A couple of months ago I read James K. Wellman's book entitled Rob Bell and the New American Christianity. It is interesting to use Rob Bell as a case study for speculating the future of American Christianity because Bell's theological understandings have been over simplified from the back lash of Love Wins*.
Bell's theology not only is influenced by Process Theology and Rene Girard but also things like spiral dynamics integral and Radical Theology and Evangelicalism. Bell, like each one of us, is much more complex than we like to believe.
Anyway, one of the things that Wellman talks about are people who are "Spiritual Virtuosos". I cannot recall if he coined this term or is citing some research on this sort of topic, but nonetheless the phrase "Spiritual Virtuoso" captured my imagination.
Here are a list of embodied qualities of a "Spiritual Virtuoso":
- inner personal authority
- confidence mixed with vulnerability
- willingness to break with religious customs for the sake of spiritual and moral principles
- detachment from, though not a rejection of, social structures
- ascetic—practicing self-denial relative to physical and sexual needs
- little interest in gaining followers, or creating a social movement
- focused on personal salvation and more other-worldly
- willingness to embrace martyrdom
- followers are attached to principles over person (less forgiving of a leader’s faults)
- authentic humility and openness
I don't know what to do with this at this point, but I wonder if one is born or one becomes a virtuoso. Do the Spiritual Disciplines help create virtuosity?
There are a number of great insights in this book and I encourage anyone interested in the future of American Christianity to consider reading this.
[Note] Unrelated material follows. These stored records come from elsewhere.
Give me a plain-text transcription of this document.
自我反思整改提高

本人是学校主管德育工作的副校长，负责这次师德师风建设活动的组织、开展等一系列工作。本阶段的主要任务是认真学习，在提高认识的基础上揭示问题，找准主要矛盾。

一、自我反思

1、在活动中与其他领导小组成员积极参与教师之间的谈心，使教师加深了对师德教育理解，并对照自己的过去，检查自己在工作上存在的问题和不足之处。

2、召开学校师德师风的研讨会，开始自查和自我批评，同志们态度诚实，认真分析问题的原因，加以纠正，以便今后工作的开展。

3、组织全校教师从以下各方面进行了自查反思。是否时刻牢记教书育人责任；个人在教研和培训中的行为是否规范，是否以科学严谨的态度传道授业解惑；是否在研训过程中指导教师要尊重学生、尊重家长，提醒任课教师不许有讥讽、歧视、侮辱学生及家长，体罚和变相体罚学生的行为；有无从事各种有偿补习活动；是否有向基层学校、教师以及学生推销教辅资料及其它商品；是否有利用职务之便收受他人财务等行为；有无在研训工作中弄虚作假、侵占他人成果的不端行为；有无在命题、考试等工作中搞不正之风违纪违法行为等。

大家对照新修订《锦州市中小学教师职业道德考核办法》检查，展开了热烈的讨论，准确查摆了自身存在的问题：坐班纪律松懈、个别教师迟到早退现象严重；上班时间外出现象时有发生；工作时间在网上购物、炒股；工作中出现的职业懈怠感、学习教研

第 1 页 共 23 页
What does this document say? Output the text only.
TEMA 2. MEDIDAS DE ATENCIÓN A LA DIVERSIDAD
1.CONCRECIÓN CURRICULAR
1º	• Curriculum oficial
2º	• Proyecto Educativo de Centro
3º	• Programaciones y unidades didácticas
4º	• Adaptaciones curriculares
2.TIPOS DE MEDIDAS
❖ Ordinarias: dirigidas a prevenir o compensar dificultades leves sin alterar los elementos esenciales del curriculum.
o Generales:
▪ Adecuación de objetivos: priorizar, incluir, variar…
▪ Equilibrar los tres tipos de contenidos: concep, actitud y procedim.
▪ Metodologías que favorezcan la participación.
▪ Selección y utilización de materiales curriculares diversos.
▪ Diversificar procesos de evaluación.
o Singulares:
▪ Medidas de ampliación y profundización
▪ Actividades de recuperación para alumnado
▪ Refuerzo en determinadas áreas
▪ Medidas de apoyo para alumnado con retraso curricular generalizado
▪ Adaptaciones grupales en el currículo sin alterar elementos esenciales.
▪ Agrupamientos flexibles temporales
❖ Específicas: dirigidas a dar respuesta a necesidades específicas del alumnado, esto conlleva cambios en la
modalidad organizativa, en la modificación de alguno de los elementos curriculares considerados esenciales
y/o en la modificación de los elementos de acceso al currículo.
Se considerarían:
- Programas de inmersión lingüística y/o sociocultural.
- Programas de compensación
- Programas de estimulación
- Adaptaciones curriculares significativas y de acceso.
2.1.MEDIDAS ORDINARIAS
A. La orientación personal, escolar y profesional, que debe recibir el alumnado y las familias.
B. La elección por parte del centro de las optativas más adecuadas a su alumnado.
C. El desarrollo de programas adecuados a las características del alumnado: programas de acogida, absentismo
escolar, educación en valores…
One of my favorite lines from this book?
Laughing as he said, ‘One of the most lethal aspects of that word—heretic—is that it ends discussions, rather than starts them.’ Turning more serious, Bell warns, ‘And that’s why I think it’s so dangerous. It ends discussion, and it’s holding hands with violence.’
*The thing about it though is that Love Wins is really not as controversial as Jesus Wants to Save Christians, but Love Wins is a 'sexier' topic.